Disney sequels and TV series are old-hat by now, so it's hard to explain just how exciting it was to see Ariel on TV for the first time, when by all accounts we'd only ever seen her in a single movie that was done and over with. There had been other Disney TV shows before, but none as a direct tie-in to a movie property, plus the first direct-to-video sequel The Return of Jafar was still two years away. This The Little Mermaid TV series (and boy does it bug me that it doesn't have a distinct title to differentiate it from the film) broke new ground, and kept the fandom going with its charming stories, characters, and songs, which was additionally appreciated by me as a non-Western fan who didn't have access to other media like the theme parks or merchandise.

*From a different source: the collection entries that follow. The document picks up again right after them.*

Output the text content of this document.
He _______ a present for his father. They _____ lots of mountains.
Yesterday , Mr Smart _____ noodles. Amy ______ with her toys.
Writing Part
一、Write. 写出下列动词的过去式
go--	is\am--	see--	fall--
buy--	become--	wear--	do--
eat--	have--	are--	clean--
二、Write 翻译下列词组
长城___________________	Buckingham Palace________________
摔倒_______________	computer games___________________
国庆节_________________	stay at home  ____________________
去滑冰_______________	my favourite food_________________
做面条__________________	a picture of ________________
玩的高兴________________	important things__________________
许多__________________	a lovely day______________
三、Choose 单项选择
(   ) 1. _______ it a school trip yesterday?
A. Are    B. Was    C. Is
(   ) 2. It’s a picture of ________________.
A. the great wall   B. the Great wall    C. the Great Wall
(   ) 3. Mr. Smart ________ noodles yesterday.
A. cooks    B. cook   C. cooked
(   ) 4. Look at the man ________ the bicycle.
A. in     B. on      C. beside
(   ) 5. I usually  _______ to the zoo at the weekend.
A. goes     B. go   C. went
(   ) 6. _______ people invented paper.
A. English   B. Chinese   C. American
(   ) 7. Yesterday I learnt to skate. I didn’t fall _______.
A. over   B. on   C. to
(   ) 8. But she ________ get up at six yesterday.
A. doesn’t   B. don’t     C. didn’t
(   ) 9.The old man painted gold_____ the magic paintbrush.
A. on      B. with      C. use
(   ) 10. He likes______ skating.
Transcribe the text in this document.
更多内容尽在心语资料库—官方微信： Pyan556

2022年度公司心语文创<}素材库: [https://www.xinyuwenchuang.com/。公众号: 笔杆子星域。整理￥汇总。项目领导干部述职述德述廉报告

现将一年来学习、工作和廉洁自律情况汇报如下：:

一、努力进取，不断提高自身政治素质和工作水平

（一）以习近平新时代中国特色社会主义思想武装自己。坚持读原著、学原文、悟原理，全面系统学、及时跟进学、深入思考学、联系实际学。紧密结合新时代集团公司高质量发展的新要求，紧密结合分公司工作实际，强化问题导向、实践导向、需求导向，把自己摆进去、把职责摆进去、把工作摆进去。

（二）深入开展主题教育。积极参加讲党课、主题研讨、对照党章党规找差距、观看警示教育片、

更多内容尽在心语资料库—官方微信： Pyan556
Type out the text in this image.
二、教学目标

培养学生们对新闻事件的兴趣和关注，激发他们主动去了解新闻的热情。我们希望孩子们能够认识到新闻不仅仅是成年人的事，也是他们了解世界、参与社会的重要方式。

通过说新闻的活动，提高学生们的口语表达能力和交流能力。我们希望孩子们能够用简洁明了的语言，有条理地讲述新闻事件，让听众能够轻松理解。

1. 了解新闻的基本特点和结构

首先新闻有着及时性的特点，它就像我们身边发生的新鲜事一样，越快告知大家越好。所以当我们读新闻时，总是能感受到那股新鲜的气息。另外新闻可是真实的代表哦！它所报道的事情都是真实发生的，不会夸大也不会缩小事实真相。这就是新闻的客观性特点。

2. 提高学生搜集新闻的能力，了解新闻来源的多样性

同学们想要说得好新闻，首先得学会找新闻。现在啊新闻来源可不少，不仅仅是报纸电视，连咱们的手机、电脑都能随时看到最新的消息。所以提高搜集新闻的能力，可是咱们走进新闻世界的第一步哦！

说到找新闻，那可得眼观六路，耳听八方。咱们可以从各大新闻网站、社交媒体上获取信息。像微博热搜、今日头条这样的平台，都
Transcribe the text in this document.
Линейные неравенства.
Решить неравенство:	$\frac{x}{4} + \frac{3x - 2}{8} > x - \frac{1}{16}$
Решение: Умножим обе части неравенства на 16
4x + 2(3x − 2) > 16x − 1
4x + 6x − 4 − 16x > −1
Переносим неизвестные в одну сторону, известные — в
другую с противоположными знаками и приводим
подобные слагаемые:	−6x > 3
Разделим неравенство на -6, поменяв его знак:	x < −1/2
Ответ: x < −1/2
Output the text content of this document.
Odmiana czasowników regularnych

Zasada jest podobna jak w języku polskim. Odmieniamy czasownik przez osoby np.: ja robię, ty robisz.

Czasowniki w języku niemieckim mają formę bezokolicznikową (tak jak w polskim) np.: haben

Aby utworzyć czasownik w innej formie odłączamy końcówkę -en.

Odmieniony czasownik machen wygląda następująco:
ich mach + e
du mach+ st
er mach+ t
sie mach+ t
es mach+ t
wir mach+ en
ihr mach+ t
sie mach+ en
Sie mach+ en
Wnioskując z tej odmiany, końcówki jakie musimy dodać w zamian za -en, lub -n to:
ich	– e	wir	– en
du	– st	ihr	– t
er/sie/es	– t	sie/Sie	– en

How many years on, it's disappointing that the series still hasn't gotten a proper and complete release, though this is true for most TV shows from that era. As it is, only the films get their rereleases, while the series stays a memory on the internet, and if lucky in reruns on TV. It's not even as though the series is one of those spin-offs that has been quietly swept under the carpet. Its images and music still get used in compilations, theme parks, and in the Disney Princess franchise, but its presence is doled out in teeny tiny snippets.

It may be nostalgia speaking, but I think the series is tremendously charming, even with all its flaws. Sure, there's a soft reset from episode to episode, the scale of Ariel's world is dialed down from the movie even when threats she faces are supposed to be even greater than Ursula (see: the Evil Manta, the Sharkanians), and there is no recreating the otherworldly magic of Atlantica on a TV budget. But there is a sense of care and love in the stories written for these beloved characters, some of its plots are genuinely compelling, its worldbuilding is occasionally fascinating and hilarious, and it doesn't feel as dialed down for younger audiences as some other media (nothing wrong with that, but with the film having such a wide audience, it's much more satisfying when the series attempts to recreate that as well). So it's a crying shame when the series doesn't get as wide an audience as I feel it deserves.